三個信使癱軟在餘家夫子樓的地板上,滿臉愁容,話音哽咽。
聽聞此言,椅子上坐著的老人無奈的嘆了口氣:“落毛鳳凰不如雞啊~”
說完,老人面無表情的擺了擺手,“都下去吧。”
三名信使搖搖晃晃的站起身,踉蹌著走出了夫子樓。
三人走後,老人也從椅子上緩緩站起了身。
掃了一眼空曠的夫子樓,他哭了,哭得稀里嘩啦。
曾幾何時,餘家夫子樓內聚集不知道多少西境修士,文有剛夫子,武有烈伯首,是何等的昌盛。
如今卻只剩下他這個半隻腳踏入棺材板的糟老頭子。
落差、失落、懊悔,交織的情緒如潮水般席捲了老人。
“釦子第一顆扣錯了,往往最後一顆才發現,總以為一切盡在掌握,最後都事與願違。”
“錯的不是路,錯的是餘家,是餘家太弱。”
老人扼腕嘆息之後,失魂落魄的走到了夫子樓供奉餘家先祖的房間中。
雙手顫巍巍從香案上取下三炷香,點燃後,青煙嫋嫋,繚繞不絕。
他雙手捧香,躬身三拜。
“列祖列宗在上,不肖子孫無能,未能守護家族基業,今日特來請罪。

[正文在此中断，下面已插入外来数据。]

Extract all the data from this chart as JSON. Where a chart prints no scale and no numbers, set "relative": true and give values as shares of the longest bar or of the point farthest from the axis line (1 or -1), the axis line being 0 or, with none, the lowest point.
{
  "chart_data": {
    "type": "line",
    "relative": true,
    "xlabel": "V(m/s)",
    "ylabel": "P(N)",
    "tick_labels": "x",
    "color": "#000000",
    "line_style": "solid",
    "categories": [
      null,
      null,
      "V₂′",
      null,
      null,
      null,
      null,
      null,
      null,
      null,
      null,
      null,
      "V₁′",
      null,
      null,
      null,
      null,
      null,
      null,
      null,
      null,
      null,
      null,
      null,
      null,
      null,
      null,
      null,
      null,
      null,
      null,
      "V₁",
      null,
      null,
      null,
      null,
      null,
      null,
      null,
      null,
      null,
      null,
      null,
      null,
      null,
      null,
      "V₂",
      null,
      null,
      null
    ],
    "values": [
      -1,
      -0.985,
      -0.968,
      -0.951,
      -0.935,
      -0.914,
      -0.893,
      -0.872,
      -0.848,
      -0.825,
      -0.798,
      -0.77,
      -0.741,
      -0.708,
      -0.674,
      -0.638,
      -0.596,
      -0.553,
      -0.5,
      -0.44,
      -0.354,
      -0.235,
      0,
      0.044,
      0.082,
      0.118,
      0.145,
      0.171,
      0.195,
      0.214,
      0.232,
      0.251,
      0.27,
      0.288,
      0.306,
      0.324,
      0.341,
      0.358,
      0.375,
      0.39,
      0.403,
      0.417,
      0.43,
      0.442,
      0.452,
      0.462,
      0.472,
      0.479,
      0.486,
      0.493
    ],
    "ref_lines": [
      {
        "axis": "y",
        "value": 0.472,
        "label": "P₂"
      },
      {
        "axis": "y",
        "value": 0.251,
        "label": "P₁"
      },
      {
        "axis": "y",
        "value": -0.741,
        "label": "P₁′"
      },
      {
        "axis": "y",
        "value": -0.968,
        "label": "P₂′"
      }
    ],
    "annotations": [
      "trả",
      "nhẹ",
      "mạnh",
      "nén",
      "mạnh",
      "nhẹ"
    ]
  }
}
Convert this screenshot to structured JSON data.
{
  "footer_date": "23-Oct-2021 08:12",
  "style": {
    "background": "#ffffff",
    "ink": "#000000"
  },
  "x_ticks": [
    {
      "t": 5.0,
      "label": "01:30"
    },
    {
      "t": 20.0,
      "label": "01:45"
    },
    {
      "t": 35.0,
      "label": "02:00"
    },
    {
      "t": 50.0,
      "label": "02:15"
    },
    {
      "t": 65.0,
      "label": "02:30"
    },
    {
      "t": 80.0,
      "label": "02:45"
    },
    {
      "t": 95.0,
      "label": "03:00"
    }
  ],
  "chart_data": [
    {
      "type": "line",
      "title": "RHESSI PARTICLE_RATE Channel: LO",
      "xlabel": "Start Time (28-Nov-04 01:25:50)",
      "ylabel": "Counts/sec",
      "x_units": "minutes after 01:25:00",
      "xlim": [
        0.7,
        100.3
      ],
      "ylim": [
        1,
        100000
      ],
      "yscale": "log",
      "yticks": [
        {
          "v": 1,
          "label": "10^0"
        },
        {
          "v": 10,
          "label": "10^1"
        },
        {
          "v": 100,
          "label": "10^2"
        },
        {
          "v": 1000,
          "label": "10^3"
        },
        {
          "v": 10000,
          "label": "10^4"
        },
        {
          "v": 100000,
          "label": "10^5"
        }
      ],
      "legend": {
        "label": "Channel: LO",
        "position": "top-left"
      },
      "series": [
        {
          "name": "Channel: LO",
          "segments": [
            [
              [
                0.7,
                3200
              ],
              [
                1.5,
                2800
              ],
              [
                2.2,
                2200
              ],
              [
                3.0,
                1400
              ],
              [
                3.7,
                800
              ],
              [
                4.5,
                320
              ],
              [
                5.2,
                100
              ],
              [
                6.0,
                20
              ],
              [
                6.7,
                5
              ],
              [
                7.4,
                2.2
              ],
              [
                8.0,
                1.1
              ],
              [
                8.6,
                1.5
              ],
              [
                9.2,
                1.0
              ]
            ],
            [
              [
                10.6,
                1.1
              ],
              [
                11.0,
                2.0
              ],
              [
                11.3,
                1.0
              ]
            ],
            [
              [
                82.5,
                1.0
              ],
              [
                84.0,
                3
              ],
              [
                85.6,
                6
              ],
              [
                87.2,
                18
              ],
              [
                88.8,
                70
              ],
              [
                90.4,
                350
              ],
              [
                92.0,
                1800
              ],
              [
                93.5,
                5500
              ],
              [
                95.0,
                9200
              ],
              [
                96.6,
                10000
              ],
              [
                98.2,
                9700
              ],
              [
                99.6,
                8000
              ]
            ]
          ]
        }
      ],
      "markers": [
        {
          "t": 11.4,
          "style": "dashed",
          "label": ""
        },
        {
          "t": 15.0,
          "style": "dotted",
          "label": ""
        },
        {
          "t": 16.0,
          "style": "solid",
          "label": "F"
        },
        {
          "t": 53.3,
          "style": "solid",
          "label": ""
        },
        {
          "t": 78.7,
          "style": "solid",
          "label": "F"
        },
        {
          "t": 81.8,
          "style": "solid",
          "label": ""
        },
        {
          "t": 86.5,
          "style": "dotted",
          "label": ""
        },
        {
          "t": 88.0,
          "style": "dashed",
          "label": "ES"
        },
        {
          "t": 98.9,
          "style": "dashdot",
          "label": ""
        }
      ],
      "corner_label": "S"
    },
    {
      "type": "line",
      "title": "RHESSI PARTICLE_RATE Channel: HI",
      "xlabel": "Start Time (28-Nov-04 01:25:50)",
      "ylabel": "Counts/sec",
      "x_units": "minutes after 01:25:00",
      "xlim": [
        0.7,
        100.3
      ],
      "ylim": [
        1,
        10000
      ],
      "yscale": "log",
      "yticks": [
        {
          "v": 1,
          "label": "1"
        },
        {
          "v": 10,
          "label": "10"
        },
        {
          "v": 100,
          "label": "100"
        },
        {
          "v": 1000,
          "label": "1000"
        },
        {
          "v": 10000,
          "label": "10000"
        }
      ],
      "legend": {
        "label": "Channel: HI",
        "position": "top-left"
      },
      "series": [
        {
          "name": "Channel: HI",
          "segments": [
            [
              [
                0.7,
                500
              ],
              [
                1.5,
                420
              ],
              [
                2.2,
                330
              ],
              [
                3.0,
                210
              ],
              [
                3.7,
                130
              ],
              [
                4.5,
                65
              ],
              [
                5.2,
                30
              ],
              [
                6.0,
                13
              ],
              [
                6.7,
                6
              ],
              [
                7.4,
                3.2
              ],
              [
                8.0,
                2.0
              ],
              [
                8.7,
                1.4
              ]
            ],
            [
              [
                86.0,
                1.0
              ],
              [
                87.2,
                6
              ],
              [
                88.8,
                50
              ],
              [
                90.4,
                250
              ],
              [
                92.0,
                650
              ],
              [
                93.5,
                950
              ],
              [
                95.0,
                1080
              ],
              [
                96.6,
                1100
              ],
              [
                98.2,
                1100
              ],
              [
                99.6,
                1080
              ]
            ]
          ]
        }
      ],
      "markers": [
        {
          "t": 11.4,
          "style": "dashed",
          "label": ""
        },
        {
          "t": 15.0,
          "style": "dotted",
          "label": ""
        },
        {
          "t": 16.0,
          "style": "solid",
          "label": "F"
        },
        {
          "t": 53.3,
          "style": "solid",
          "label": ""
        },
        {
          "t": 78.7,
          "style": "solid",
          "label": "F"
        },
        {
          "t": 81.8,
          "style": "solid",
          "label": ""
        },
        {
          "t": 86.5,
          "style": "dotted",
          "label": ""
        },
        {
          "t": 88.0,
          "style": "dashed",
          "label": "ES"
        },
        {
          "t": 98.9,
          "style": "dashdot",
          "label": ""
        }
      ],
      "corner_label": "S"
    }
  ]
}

”
老人的聲音哽咽,卻字字清晰。
“大小姐己經帶著幾個嫡脈之先行離開了,我餘家還有一線生機。”
“願列祖列宗在天之靈,庇佑家族血脈不絕,他日必有後人重振家聲。”
三拜禮成,老人將香插入了香爐,步履蹣跚的走到了夫子樓的門口。
他放下了手中的所有事,一屁股坐到了門檻上,望著天邊那股越來越近的硝煙,苦澀一笑,像年輕時那樣開始揹著餘家家訓,
“忠厚傳家久,詩書繼世長……”
另一邊。
三月城門早己洞開,守軍避讓一旁,陸去疾首當其中,一手持聖旨,一手握黑刀,帶著八百黃衣使長驅首入,無人敢上前阻攔。